Reading Notes from "Genre and Gender"

Reading Notes from Mary Eagleton,
"Genre and Gender"

feminist criticism looks at genre in terms of sexual difference
and asks if we can create a criticism which is non-essentialist and non-reductive...

the novel became a possible form for women; lyricism was too assertive/egotistic
literary history privileges male-cominated forms; female forms were seen as less literary
generic divisions are not neutral , impartial; aesthetic judgements are ideologically bound

restricted access to literary production, women turned to private forms
subversive potential of women's writing: how transform male-dominated forms?
questioning (truth, coherence, resolution of) realist forms of writing: undermine symbolic order
non-realist forms permit women to express contradictions, fantasties, desires (l'ecriture feminine)

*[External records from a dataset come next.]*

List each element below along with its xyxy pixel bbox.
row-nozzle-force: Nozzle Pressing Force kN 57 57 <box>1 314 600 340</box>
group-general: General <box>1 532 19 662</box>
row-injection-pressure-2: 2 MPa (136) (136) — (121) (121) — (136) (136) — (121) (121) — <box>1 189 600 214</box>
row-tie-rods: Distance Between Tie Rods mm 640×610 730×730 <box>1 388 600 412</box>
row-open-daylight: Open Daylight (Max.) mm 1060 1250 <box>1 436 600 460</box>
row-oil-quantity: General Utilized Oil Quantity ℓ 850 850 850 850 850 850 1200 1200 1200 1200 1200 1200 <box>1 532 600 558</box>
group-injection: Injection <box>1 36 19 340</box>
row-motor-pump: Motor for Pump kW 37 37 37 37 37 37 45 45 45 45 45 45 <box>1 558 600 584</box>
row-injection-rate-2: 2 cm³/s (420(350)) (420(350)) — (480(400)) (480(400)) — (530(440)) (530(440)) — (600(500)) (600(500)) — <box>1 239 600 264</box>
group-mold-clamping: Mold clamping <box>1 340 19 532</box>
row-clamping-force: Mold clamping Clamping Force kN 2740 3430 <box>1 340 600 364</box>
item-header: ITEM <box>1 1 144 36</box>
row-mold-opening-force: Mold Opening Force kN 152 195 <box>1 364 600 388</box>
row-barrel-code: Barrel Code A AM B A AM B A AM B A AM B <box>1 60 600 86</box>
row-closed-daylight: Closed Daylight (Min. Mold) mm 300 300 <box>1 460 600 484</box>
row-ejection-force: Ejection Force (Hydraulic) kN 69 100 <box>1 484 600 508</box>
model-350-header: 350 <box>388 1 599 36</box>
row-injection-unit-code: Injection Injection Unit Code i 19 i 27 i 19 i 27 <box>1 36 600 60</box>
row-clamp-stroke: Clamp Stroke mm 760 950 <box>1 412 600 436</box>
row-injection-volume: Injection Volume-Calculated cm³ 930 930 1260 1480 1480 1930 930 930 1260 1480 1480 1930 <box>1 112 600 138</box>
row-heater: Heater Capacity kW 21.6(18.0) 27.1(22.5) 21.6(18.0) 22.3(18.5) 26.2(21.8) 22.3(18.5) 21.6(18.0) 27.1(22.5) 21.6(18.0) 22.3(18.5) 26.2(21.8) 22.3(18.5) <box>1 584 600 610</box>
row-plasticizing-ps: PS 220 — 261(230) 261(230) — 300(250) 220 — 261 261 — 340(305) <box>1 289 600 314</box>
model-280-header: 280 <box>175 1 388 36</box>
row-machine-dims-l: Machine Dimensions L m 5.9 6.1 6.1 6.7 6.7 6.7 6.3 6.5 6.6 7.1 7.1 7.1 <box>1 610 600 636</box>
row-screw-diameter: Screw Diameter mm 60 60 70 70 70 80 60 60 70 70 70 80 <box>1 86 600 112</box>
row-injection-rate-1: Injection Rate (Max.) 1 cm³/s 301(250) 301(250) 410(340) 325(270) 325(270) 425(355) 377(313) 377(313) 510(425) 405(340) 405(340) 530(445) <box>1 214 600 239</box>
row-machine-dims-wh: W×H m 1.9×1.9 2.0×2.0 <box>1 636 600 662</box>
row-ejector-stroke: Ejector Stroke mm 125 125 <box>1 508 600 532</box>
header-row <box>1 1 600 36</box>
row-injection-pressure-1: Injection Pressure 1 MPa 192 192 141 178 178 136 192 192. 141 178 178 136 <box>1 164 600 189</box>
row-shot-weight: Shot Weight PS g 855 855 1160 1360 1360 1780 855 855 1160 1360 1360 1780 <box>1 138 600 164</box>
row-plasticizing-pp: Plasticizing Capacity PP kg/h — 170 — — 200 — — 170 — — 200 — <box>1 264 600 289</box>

popular romantic fiction produced by, for, about women
female sub-culture classic case-study of sexual difference
romantic fiction a sign of women's dissatisfaction with their social lot, unfulfilled desires
subversive potential in compulsive, pleasurable aspects of romantic fiction:
fantasies in excess of the socially possible/acceptable

pre-condition: development of capitalism, industrialisation, urbanization:
denied middle-class women traditional occupations
opportunities in newness of form, low status, relative easiness to read
novel writing: domestic form of production (didn't disturb household, demanded no equipment)
materialist? rank biologist? interpretation?

theoretical problem:
concept of sexual difference can be used to promote reactionary and radical politics:
"narrowing of framework of experience and attitudes"
valorize difference as important, oppositional?
or expose fictive nature of socially constructed difference?

difficulty of locating specificity of women's writing
ambiguity/bisexuality of writing
gender as a critical category disappears

Can we create a criticism which is non-essentialist, non-reductive?